You always know when a football game is on...

Actually, at first we often didn't. We would hear screams coming from our neighbors' apartments and we would think that masked gunmen had broken into several apartments at once... in neighboring buildings.

Then we would think again, turn on the television, and sure enough, there would be Maccabi Haifa battling HaPoal Tel Aviv... or Manchester United battling Chelsea, or Beitar Yerushalayim battling Maccabi Netanya. The screams are always loudest here in the Krayot when Maccabi Haifa is involved, but it doesn't really seem to matter who is playing-- most males in Israel over the age of 10 will be found clustered around TV screens whatever game is on, in falofel joints and coffee chops, shouting whenever a player has a near miss or a miraculous hit on the goal.

By football, of course, I mean soccer-- cadur-regel, the world's sport that the US has somehow missed out on.

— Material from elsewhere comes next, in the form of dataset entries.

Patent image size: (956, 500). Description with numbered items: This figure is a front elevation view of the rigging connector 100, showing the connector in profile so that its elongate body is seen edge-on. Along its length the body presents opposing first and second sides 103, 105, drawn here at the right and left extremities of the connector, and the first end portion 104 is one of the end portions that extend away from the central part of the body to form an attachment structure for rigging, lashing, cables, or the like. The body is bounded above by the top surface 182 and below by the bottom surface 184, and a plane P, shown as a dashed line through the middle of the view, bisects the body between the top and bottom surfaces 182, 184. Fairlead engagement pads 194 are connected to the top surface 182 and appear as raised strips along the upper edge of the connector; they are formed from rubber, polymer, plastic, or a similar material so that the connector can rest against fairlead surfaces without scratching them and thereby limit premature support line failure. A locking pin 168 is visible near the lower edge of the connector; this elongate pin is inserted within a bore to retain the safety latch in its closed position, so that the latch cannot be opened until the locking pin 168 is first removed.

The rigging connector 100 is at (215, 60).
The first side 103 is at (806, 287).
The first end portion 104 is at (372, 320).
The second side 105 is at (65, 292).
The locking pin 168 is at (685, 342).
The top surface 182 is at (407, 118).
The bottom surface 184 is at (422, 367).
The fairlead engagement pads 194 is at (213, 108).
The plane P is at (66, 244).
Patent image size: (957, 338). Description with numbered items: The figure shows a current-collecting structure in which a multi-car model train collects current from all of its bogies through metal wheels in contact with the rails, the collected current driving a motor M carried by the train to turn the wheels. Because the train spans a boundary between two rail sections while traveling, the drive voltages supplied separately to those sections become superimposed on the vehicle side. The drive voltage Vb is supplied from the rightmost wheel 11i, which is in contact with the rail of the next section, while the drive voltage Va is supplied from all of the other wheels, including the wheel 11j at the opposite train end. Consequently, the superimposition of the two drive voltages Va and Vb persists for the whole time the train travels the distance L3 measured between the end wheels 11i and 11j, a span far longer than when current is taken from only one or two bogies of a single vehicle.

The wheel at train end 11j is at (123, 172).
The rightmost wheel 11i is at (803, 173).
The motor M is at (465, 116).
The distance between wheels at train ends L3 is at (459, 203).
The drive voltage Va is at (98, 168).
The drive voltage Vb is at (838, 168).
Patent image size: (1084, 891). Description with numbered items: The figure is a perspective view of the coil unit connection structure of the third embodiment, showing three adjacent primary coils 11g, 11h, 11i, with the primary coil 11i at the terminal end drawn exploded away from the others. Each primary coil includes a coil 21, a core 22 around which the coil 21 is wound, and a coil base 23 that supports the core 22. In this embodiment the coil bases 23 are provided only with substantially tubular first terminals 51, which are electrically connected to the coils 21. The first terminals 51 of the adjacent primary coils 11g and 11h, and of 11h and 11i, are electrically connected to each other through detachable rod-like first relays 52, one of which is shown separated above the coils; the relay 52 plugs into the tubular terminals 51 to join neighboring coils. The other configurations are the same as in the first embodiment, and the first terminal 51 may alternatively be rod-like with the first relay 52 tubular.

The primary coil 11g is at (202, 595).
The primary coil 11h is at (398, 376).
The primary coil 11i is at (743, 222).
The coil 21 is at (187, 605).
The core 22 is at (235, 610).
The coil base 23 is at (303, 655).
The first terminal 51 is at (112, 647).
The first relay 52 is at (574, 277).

We've actually watched games in the Mexican internal league, broadcast on TV with Hebrew commentary (barely masking the muffled Spanish voices beneath). We've watched an Israeli coach bring England's Chelsea team to the Champion's League Championship (kind of like the super bowl)-- and lose, and get sacked the next day, but it's still pretty incredible to watch an Israeli coach marshalling players from England, Spain, Senegal, Russia, what have you. While American football teams might draw players from as far away as Alabama AND Ohio, European football teams are mineature UN coalitions. This is the world's game.

I come from a football city in the US-- when our team won the Super Bowl a few years back, I tried to call someone on the phone and the lines were jammed. (The only other time that ever happened to me was after 9/11.) But still, while you might wear team jerseys in the street in my hometown, we never actually heard our neighbors shouting at their TVs... like so much else in this small country, communal experiences are more strongly shared here. In fact, so strongly that fans have actually been banned from their own team's games, collectively, for little transgressions like storming the field and stripping clothes off all of their own players and hoisting them through the air before the game is actually even over. (Seriously. No exaggeration whatsoever. This happened last spring, and they had to call the game.)

Last night, Maccabi Netanya played Maccabi Haifa in the Israeli premier league semi-finals, and it was a grueling game-- it went into double overtime and then penalty shots, in which players and goalies go one-on-one... and then into extra sudden-death penalty shots when the score was still tied. When Maccabi Haifa finally won, we muted our television-- it was about 11 PM on a school night-- and listened to the screaming coming from neighboring apartments.

Another current shared experience (maybe followed by a different demographic)-- Eurovision!! Israel's duet has made it into the finals!